Home Equity Loan

When it comes to money troubles, friends and family are full of advice.  One of the worse pieces of advice given to debtors considering bankruptcy is to get a home equity loan.  That could be a big mistake.  Here a few reasons why getting a home equity loan to avoid bankruptcy might not be the right move for you:

  1. Typically, you can’t use debt to get out of debt. Anyone who has filed bankruptcy can attest to that truth.  For most debtors considering bankruptcy, their financial troubles are caused by two problems, 1) lack of income and 2) too much debt.  Getting a home equity loan would only worsen the second part that problem and move you closer to bankruptcy despite your best efforts.
  2. Taking out a home equity loan could also be the first step towards foreclosure.  This can be one of those situations where trying to avoid one situation puts you right into an even worse situation.  Debtors who think they can avoid bankruptcy by taking out a home equity loan often find that they can’t pay back the loan or the mortgage and end up facing foreclosure and bankruptcy anyway.

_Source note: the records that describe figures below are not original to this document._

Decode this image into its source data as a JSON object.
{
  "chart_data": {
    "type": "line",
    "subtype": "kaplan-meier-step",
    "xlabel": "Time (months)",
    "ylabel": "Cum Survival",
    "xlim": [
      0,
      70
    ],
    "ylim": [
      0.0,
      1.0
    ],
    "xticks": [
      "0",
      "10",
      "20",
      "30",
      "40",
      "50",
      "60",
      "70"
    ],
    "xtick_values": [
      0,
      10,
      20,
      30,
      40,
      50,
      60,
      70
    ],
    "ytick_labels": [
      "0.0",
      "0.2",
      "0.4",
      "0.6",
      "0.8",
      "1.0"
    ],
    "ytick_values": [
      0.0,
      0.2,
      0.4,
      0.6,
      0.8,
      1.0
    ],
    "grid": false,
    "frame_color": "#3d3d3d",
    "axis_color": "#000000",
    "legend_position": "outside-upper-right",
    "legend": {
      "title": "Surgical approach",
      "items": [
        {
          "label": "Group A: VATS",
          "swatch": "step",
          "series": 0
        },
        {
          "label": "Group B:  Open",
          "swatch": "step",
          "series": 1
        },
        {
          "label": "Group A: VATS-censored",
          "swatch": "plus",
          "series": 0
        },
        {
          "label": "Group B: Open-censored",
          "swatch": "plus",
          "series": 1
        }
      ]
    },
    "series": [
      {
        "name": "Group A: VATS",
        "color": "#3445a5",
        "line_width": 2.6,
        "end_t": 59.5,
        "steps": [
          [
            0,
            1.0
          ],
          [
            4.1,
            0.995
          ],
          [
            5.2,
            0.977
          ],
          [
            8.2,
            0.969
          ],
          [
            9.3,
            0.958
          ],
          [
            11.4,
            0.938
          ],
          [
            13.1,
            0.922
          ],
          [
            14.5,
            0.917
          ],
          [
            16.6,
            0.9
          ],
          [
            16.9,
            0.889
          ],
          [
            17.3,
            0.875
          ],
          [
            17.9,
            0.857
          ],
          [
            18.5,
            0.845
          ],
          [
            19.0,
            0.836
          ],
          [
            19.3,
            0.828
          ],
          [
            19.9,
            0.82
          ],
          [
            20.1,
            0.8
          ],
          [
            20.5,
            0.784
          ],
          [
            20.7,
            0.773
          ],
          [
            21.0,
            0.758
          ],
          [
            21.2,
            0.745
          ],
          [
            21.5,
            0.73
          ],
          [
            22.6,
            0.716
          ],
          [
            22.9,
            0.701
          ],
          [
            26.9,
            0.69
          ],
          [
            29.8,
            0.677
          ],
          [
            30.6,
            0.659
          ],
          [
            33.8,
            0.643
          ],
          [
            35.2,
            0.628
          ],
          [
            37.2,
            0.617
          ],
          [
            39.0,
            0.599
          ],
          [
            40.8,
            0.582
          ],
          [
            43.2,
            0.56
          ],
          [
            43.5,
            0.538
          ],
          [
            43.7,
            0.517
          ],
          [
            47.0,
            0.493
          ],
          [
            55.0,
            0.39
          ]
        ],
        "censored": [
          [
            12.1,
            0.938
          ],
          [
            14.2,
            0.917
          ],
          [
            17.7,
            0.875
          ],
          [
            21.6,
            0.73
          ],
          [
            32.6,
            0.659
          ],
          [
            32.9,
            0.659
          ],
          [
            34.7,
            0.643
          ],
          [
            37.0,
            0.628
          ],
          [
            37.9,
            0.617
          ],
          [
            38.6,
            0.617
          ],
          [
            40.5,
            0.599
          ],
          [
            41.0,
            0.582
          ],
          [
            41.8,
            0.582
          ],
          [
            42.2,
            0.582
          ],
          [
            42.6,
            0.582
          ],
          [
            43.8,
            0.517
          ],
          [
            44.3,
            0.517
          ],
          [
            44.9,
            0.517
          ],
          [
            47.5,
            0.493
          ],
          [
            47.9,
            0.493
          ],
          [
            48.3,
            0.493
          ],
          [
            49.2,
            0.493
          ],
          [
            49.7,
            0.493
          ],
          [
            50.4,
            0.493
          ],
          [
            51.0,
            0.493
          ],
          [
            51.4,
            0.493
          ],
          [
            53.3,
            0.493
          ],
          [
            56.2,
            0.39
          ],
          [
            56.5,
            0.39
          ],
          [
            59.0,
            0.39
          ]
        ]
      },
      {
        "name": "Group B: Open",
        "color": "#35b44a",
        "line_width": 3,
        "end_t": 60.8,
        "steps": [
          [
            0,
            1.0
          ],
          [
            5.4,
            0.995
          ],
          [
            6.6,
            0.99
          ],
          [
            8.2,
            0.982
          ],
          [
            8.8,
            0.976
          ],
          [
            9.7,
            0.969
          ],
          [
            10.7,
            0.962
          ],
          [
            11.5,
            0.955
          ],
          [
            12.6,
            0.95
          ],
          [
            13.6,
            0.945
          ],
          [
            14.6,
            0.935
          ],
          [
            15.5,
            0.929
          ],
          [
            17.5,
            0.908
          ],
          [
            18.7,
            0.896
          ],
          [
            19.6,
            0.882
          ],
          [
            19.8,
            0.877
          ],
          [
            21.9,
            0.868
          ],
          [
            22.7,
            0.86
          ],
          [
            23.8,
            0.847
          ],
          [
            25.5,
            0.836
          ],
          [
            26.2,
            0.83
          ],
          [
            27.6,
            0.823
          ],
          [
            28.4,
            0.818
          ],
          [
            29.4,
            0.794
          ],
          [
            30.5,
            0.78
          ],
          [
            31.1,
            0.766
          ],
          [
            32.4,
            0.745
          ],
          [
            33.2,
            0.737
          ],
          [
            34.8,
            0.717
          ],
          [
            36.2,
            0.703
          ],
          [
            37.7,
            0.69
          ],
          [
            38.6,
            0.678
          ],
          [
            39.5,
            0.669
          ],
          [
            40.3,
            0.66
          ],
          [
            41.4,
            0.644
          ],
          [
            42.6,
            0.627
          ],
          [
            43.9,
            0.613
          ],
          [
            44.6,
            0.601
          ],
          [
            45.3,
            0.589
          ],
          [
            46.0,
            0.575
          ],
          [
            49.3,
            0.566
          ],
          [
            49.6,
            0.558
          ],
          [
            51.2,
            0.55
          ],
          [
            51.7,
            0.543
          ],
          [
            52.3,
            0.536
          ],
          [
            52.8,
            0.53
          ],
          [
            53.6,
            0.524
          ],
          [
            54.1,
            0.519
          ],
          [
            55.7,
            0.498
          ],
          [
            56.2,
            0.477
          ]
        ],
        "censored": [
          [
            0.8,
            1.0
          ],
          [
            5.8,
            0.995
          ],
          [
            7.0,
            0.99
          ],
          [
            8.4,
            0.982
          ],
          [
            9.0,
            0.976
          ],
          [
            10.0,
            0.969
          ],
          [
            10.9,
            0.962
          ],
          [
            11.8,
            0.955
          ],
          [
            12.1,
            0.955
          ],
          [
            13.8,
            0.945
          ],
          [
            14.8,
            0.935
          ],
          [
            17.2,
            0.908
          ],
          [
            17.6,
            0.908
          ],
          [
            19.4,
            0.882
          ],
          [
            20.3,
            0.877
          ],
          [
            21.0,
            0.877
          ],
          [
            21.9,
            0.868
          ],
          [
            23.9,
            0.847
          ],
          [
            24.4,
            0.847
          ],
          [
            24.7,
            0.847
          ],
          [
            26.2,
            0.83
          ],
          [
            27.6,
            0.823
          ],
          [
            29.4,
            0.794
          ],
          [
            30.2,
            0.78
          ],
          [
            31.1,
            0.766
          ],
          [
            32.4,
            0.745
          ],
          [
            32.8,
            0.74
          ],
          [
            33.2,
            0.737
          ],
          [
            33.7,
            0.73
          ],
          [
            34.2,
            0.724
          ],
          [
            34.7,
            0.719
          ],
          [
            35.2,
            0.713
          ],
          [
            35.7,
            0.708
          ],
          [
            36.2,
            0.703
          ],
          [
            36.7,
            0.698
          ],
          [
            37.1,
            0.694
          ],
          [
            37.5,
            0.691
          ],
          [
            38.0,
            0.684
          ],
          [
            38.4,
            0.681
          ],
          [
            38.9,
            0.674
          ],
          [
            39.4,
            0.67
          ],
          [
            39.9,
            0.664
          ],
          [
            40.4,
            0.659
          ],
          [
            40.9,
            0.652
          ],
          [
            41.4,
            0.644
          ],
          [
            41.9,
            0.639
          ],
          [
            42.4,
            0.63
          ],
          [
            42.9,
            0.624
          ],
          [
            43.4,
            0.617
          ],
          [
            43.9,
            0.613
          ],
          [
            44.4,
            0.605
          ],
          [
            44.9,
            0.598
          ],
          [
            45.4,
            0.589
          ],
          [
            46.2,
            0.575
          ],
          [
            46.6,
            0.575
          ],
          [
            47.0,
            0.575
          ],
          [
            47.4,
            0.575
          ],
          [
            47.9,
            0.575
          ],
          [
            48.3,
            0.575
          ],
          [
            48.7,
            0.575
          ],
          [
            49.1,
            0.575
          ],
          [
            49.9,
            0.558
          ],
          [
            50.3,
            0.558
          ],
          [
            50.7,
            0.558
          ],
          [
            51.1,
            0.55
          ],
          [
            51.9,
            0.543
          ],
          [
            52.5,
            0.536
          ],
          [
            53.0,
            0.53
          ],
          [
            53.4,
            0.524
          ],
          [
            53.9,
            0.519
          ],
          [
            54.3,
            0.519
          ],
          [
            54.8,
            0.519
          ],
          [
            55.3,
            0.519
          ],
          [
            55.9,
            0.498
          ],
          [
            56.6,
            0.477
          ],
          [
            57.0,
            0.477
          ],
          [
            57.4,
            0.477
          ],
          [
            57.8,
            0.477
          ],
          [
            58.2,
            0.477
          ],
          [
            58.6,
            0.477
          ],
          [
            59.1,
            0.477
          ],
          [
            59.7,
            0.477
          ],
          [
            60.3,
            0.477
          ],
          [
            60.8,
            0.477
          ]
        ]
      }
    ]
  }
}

  3. Since a home equity loan is considered a secured debt, you won’t be able to discharge it in bankruptcy like credit card debt.  A home equity loan works like your mortgage in that it is secured by your home.  If you don’t pay the loan, they can foreclose. In bankruptcy, if you want to keep your home, you must pay the home equity loan and your mortgage.  But fortunately, you do have the option to surrender the home in bankruptcy, which will release you from the obligation to repay the loan.